At least as important in the ground war are the clashes under way between pro-Syrian-government militias and Islamic militants in northeast Syria. Those skirmishes are helping Iraqi Kurdish Peshmerga fighters squeeze jihadist supply lines into the northwestern Iraqi city of Mosul.
On the Syrian side of the frontier the fighting is led by a branch of Assad’s military known as the National Defense Forces, or NDF, whose members are drawn largely from Syrian minorities threatened by the savage absolutism that the self-proclaimed caliphate imposes in the name of Sunni Islam. The NDF has been built up with the support of Assad’s ally Iran and is modeled on Tehran’s own Basij militia.
Last month, Kurdish fighters seized a string of villages and a key highway intersection between Mosul and the nearby Iraqi town of Tal Afar.

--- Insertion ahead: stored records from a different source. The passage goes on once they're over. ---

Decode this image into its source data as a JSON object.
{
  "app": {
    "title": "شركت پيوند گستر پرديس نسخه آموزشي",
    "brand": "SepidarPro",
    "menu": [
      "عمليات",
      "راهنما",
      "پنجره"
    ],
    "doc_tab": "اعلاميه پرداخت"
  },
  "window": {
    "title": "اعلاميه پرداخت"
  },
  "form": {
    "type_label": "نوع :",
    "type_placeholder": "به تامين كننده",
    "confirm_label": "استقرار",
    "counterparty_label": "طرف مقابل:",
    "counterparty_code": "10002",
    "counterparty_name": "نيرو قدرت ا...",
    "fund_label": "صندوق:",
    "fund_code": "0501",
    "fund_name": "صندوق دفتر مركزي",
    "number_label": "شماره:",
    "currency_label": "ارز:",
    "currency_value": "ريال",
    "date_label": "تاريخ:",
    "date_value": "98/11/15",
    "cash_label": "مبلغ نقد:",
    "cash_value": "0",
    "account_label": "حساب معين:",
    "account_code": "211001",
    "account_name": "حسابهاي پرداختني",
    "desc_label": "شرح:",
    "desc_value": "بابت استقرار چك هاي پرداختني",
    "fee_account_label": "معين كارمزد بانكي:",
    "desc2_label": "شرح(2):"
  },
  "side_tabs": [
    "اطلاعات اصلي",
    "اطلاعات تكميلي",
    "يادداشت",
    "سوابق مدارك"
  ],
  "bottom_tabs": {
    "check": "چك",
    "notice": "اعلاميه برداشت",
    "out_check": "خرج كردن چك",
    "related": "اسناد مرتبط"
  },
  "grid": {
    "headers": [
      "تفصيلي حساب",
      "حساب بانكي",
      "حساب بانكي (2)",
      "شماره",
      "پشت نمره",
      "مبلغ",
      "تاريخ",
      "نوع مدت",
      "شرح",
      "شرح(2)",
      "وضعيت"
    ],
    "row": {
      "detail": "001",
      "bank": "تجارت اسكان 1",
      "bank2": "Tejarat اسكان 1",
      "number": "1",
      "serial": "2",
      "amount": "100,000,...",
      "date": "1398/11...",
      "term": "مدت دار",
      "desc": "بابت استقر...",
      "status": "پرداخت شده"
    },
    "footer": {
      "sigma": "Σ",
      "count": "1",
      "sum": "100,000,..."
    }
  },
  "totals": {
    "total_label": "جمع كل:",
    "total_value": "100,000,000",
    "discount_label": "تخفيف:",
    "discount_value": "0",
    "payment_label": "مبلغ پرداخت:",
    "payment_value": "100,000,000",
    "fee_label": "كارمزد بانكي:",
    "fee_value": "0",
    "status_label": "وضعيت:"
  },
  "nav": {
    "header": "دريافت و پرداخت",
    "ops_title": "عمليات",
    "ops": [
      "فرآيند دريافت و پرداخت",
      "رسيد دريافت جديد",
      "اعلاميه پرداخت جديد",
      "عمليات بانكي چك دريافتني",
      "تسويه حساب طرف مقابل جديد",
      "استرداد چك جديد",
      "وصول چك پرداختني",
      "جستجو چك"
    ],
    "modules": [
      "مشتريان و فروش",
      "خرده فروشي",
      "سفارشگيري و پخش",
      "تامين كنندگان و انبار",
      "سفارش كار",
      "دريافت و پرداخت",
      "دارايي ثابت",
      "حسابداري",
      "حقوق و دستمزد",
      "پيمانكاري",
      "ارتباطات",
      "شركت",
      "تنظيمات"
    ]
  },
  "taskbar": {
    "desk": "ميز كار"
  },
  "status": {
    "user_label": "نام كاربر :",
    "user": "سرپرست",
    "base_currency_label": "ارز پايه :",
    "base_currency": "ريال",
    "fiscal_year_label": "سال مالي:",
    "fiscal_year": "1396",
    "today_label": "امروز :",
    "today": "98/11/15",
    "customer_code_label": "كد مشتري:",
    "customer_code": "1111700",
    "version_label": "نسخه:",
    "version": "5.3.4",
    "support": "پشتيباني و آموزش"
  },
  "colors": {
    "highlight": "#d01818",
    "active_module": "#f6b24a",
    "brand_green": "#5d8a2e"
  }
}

The rollback has continued with Kurdish forces, backed by coalition airpower, making new gains around Mosul and seizing control over three strategic areas near the city, the U.S. Central Command said in a statement on Monday.
“Security Forces from the Kurdish region seized three bridgeheads on the west bank of the Tigris River, north of Mosul in formerly held Daesh [ISIS] areas,” the statement said. The Kurdish play was helped by “four close air support airstrikes to facilitate the maneuver of the Kurdish Security Forces and their successful attack.”
ISIS fighters started to respond last month to the Kurdish gains by probing territory southeast of the long-besieged city of Kobani, which was defended successfully and finally re-taken by Syrian Kurdish fighters. According to Western officials, ISIS appeared to be massing forces for an offensive on the town of Hasakah, a vital crossroads about halfway between Mosul, the second largest city in Iraq, which was taken by ISIS last summer, and Raqqa in northern Syria, which is the de facto capital of the putative Islamic State.
U.S. warplanes have launched airstrikes near Hasakah in recent weeks and the NDF has stepped up its offensives against the ISIS militants there as well.
This sticks in the craw of moderate rebel fighters. It’s not that they want ISIS to succeed, but they see all of this as a grand conspiracy by the wily Assad regime. They have long insisted that ISIS and al Qaeda affiliate Jabhat al Nusra were encouraged by Assad, who freed jihadist prisoners as the uprising against him began in 2011, knowing that would help him brand the entire opposition as extremist.
According to Michael Weiss and Hassan Hassan, co-authors of a new book, ISIS: Inside the Army of Terror, “Assad wasted little time guaranteeing that extremists dominated the insurgency,” a ploy intended to win Western support for the relatively “moderate” Syrian regime.
The rebels argue that the tactical objectives of Assad and the Islamic State are overlapping: both fuel sectarianism by attacking enemy sects, provoking reprisals and polarization and thus shoring up their own sectarian support.
That may well be true. But whatever conspiracies lay behind the actions of the Assad regime two or three or four years ago, the fact is the landscape changed dramatically after the ISIS offensives last summer conquered huge swathes of both Syria and Iraq.
The informal coordination between Washington and Damascus appears to be aimed at halting the momentum of ISIS and disrupting its supply lines in anticipation of a major offensive on the Iraqi side of the frontier around Mosul some time in the next few weeks. That certainly will not end the war, but it may begin to turn the tide of battle.
What comes next in this treacherous game of blood and deceit is anybody’s guess.